The NYCTA also argues that PERB has exclusive jurisdiction over a union dispute. We have held in Matter of Zuckerman v. Board of Educ. of City School Dist. of City of N.Y., 44 N.Y.2d 336, 343, 405 N.Y.S.2d 652, 376 N.E.2d 1297 (1978) that PERB has authority to address unfair labor practices, but is not vested with “general power to prohibit governmental officials from violating express statutory provisions.” Thus, where the expressed principle of equal pay for equal work has been violated, courts retain their authority to enforce the law.

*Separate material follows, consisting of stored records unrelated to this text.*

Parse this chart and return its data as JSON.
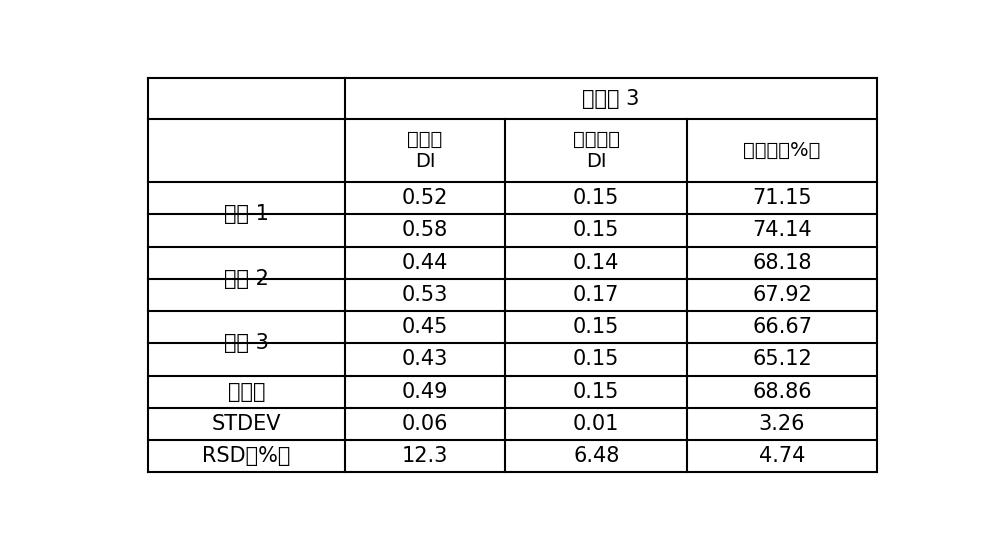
{
  "title": "实施例 3",
  "col1_header": "阳性组\nDI",
  "col2_header": "共培养组\nDI",
  "col3_header": "抑制率（%）",
  "row_groups": [
    {
      "label": "平行 1",
      "rows": [
        [
          "0.52",
          "0.15",
          "71.15"
        ],
        [
          "0.58",
          "0.15",
          "74.14"
        ]
      ]
    },
    {
      "label": "平行 2",
      "rows": [
        [
          "0.44",
          "0.14",
          "68.18"
        ],
        [
          "0.53",
          "0.17",
          "67.92"
        ]
      ]
    },
    {
      "label": "平行 3",
      "rows": [
        [
          "0.45",
          "0.15",
          "66.67"
        ],
        [
          "0.43",
          "0.15",
          "65.12"
        ]
      ]
    }
  ],
  "summary_rows": [
    [
      "平均値",
      "0.49",
      "0.15",
      "68.86"
    ],
    [
      "STDEV",
      "0.06",
      "0.01",
      "3.26"
    ],
    [
      "RSD（%）",
      "12.3",
      "6.48",
      "4.74"
    ]
  ],
  "background_color": "#ffffff",
  "line_color": "#000000",
  "text_color": "#000000",
  "font_size": 15,
  "lw": 1.5
}
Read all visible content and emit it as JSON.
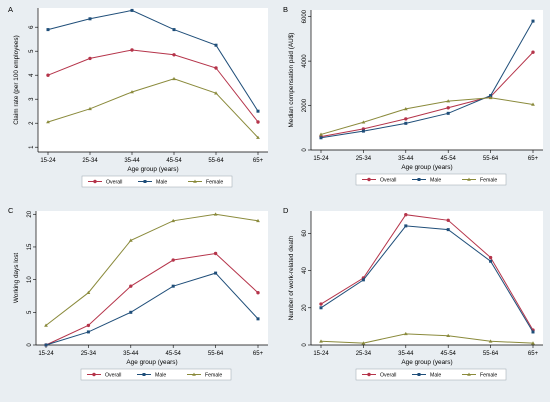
{
  "colors": {
    "overall": "#b5344a",
    "male": "#1f4e79",
    "female": "#8a8a3b"
  },
  "chart_data": [
    {
      "type": "line",
      "panel_letter": "A",
      "title": "",
      "xlabel": "Age group (years)",
      "ylabel": "Claim rate (per 100 employees)",
      "categories": [
        "15-24",
        "25-34",
        "35-44",
        "45-54",
        "55-64",
        "65+"
      ],
      "ylim": [
        0.8,
        6.8
      ],
      "yticks": [
        1,
        2,
        3,
        4,
        5,
        6
      ],
      "legend": "bottom",
      "series": [
        {
          "name": "Overall",
          "color": "overall",
          "values": [
            4.0,
            4.7,
            5.05,
            4.85,
            4.3,
            2.05
          ]
        },
        {
          "name": "Male",
          "color": "male",
          "values": [
            5.9,
            6.35,
            6.7,
            5.9,
            5.25,
            2.5
          ]
        },
        {
          "name": "Female",
          "color": "female",
          "values": [
            2.05,
            2.6,
            3.3,
            3.85,
            3.25,
            1.4
          ]
        }
      ]
    },
    {
      "type": "line",
      "panel_letter": "B",
      "title": "",
      "xlabel": "Age group (years)",
      "ylabel": "Median compensation paid (AU$)",
      "categories": [
        "15-24",
        "25-34",
        "35-44",
        "45-54",
        "55-64",
        "65+"
      ],
      "ylim": [
        0,
        6300
      ],
      "yticks": [
        0,
        2000,
        4000,
        6000
      ],
      "legend": "bottom",
      "series": [
        {
          "name": "Overall",
          "color": "overall",
          "values": [
            600,
            950,
            1400,
            1900,
            2400,
            4400
          ]
        },
        {
          "name": "Male",
          "color": "male",
          "values": [
            550,
            850,
            1200,
            1650,
            2450,
            5800
          ]
        },
        {
          "name": "Female",
          "color": "female",
          "values": [
            700,
            1250,
            1850,
            2200,
            2350,
            2050
          ]
        }
      ]
    },
    {
      "type": "line",
      "panel_letter": "C",
      "title": "",
      "xlabel": "Age group (years)",
      "ylabel": "Working days lost",
      "categories": [
        "15-24",
        "25-34",
        "35-44",
        "45-54",
        "55-64",
        "65+"
      ],
      "ylim": [
        0,
        20.5
      ],
      "yticks": [
        0,
        5,
        10,
        15,
        20
      ],
      "legend": "bottom",
      "series": [
        {
          "name": "Overall",
          "color": "overall",
          "values": [
            0,
            3,
            9,
            13,
            14,
            8
          ]
        },
        {
          "name": "Male",
          "color": "male",
          "values": [
            0,
            2,
            5,
            9,
            11,
            4
          ]
        },
        {
          "name": "Female",
          "color": "female",
          "values": [
            3,
            8,
            16,
            19,
            20,
            19
          ]
        }
      ]
    },
    {
      "type": "line",
      "panel_letter": "D",
      "title": "",
      "xlabel": "Age group (years)",
      "ylabel": "Number of work-related death",
      "categories": [
        "15-24",
        "25-34",
        "35-44",
        "45-54",
        "55-64",
        "65+"
      ],
      "ylim": [
        0,
        72
      ],
      "yticks": [
        0,
        20,
        40,
        60
      ],
      "legend": "bottom",
      "series": [
        {
          "name": "Overall",
          "color": "overall",
          "values": [
            22,
            36,
            70,
            67,
            47,
            8
          ]
        },
        {
          "name": "Male",
          "color": "male",
          "values": [
            20,
            35,
            64,
            62,
            45,
            7
          ]
        },
        {
          "name": "Female",
          "color": "female",
          "values": [
            2,
            1,
            6,
            5,
            2,
            1
          ]
        }
      ]
    }
  ]
}
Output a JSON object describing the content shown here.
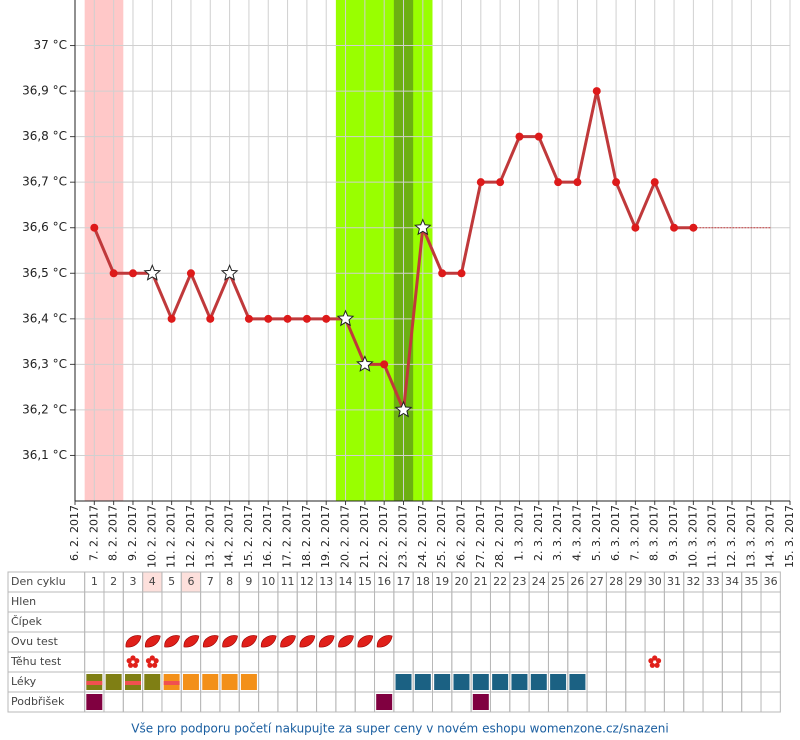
{
  "chart_data": {
    "type": "line",
    "x": [
      "6. 2. 2017",
      "7. 2. 2017",
      "8. 2. 2017",
      "9. 2. 2017",
      "10. 2. 2017",
      "11. 2. 2017",
      "12. 2. 2017",
      "13. 2. 2017",
      "14. 2. 2017",
      "15. 2. 2017",
      "16. 2. 2017",
      "17. 2. 2017",
      "18. 2. 2017",
      "19. 2. 2017",
      "20. 2. 2017",
      "21. 2. 2017",
      "22. 2. 2017",
      "23. 2. 2017",
      "24. 2. 2017",
      "25. 2. 2017",
      "26. 2. 2017",
      "27. 2. 2017",
      "28. 2. 2017",
      "1. 3. 2017",
      "2. 3. 2017",
      "3. 3. 2017",
      "4. 3. 2017",
      "5. 3. 2017",
      "6. 3. 2017",
      "7. 3. 2017",
      "8. 3. 2017",
      "9. 3. 2017",
      "10. 3. 2017",
      "11. 3. 2017",
      "12. 3. 2017",
      "13. 3. 2017",
      "14. 3. 2017",
      "15. 3. 2017"
    ],
    "series": [
      {
        "color": "#c0393b",
        "values": [
          null,
          36.6,
          36.5,
          36.5,
          36.5,
          36.4,
          36.5,
          36.4,
          36.5,
          36.4,
          36.4,
          36.4,
          36.4,
          36.4,
          36.4,
          36.3,
          36.3,
          36.2,
          36.6,
          36.5,
          36.5,
          36.7,
          36.7,
          36.8,
          36.8,
          36.7,
          36.7,
          36.9,
          36.7,
          36.6,
          36.7,
          36.6,
          36.6,
          null,
          null,
          null,
          null,
          null
        ],
        "markers": [
          null,
          "dot",
          "dot",
          "dot",
          "star",
          "dot",
          "dot",
          "dot",
          "star",
          "dot",
          "dot",
          "dot",
          "dot",
          "dot",
          "star",
          "star",
          "dot",
          "star",
          "star",
          "dot",
          "dot",
          "dot",
          "dot",
          "dot",
          "dot",
          "dot",
          "dot",
          "dot",
          "dot",
          "dot",
          "dot",
          "dot",
          "dot",
          null,
          null,
          null,
          null,
          null
        ]
      }
    ],
    "ylim": [
      36.0,
      37.1
    ],
    "yticks": [
      {
        "value": 36.1,
        "label": "36,1 °C"
      },
      {
        "value": 36.2,
        "label": "36,2 °C"
      },
      {
        "value": 36.3,
        "label": "36,3 °C"
      },
      {
        "value": 36.4,
        "label": "36,4 °C"
      },
      {
        "value": 36.5,
        "label": "36,5 °C"
      },
      {
        "value": 36.6,
        "label": "36,6 °C"
      },
      {
        "value": 36.7,
        "label": "36,7 °C"
      },
      {
        "value": 36.8,
        "label": "36,8 °C"
      },
      {
        "value": 36.9,
        "label": "36,9 °C"
      },
      {
        "value": 37.0,
        "label": "37 °C"
      }
    ],
    "grid": true,
    "bands": [
      {
        "first_day": 1,
        "last_day": 2,
        "color": "#ffc8c8"
      },
      {
        "first_day": 14,
        "last_day": 18,
        "color": "#99ff00"
      },
      {
        "first_day": 17,
        "last_day": 17,
        "color": "#6cb012"
      }
    ]
  },
  "table": {
    "header_label": "Den cyklu",
    "days": [
      1,
      2,
      3,
      4,
      5,
      6,
      7,
      8,
      9,
      10,
      11,
      12,
      13,
      14,
      15,
      16,
      17,
      18,
      19,
      20,
      21,
      22,
      23,
      24,
      25,
      26,
      27,
      28,
      29,
      30,
      31,
      32,
      33,
      34,
      35,
      36
    ],
    "highlighted_days": [
      4,
      6
    ],
    "rows": [
      {
        "label": "Hlen",
        "days": []
      },
      {
        "label": "Čípek",
        "days": []
      },
      {
        "label": "Ovu test",
        "icon": "drop",
        "color": "#e0201a",
        "days": [
          3,
          4,
          5,
          6,
          7,
          8,
          9,
          10,
          11,
          12,
          13,
          14,
          15,
          16
        ]
      },
      {
        "label": "Těhu test",
        "icon": "flower",
        "color": "#e0201a",
        "days": [
          3,
          4,
          30
        ]
      },
      {
        "label": "Léky",
        "icon": "pill",
        "items": [
          {
            "day": 1,
            "color": "#7f7f14",
            "stripe": "#f05050"
          },
          {
            "day": 2,
            "color": "#7f7f14"
          },
          {
            "day": 3,
            "color": "#7f7f14",
            "stripe": "#f05050"
          },
          {
            "day": 4,
            "color": "#7f7f14"
          },
          {
            "day": 5,
            "color": "#f39019",
            "stripe": "#f05050"
          },
          {
            "day": 6,
            "color": "#f39019"
          },
          {
            "day": 7,
            "color": "#f39019"
          },
          {
            "day": 8,
            "color": "#f39019"
          },
          {
            "day": 9,
            "color": "#f39019"
          },
          {
            "day": 17,
            "color": "#1b6183"
          },
          {
            "day": 18,
            "color": "#1b6183"
          },
          {
            "day": 19,
            "color": "#1b6183"
          },
          {
            "day": 20,
            "color": "#1b6183"
          },
          {
            "day": 21,
            "color": "#1b6183"
          },
          {
            "day": 22,
            "color": "#1b6183"
          },
          {
            "day": 23,
            "color": "#1b6183"
          },
          {
            "day": 24,
            "color": "#1b6183"
          },
          {
            "day": 25,
            "color": "#1b6183"
          },
          {
            "day": 26,
            "color": "#1b6183"
          }
        ]
      },
      {
        "label": "Podbřišek",
        "icon": "square",
        "color": "#800040",
        "days": [
          1,
          16,
          21
        ]
      }
    ]
  },
  "footer": "Vše pro podporu početí nakupujte za super ceny v novém eshopu womenzone.cz/snazeni"
}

Therefore, I cannot agree that the section 115 claim should be dismissed because section 115 fails to provide a private cause of action; for, as discussed, it surely does. However, the facts here suggest another reason why section 115 cannot provide relief to SSSA for the NYCTA's alleged wrongdoing. While the parties dispute whether the SS–I and SS–II employees really perform the same job for different pay, this case presents a situation in which SSSA contends that there is a rate of attrition in the SS–II position that results in the shifting of duties from SS–IIs to SS–Is. Thus, SSSA admits that any pay disparity arises from the needs of the workplace and not from any invidious discrimination. Accordingly, section 115 can provide no relief absent some other basis to find that the NYCTA violated the principle of equal pay.
In a suitable case, I would hold that a court may invoke section 115 to correct wage disparities that have no rational basis or result from arbitrary action ( see Matter of Tolub v. Evans, 58 N.Y.2d 1, 8, 457 N.Y.S.2d 751, 444 N.E.2d 1 [1982];Beer, 83 N.Y.S.2d at 487). This case does not present such a situation. Therefore, I concur in the result. Judges GRAFFEO, READ, SMITH and PIGOTT concur; Judge RIVERA concurs in result in an opinion in which Chief Judge LIPPMAN concurs; Judge ABDUS–SALAAM taking no part.
Order reversed, with costs, appellant's motion to dismiss the petition granted, petition dismissed, and certified question answered in the negative, in a memorandum.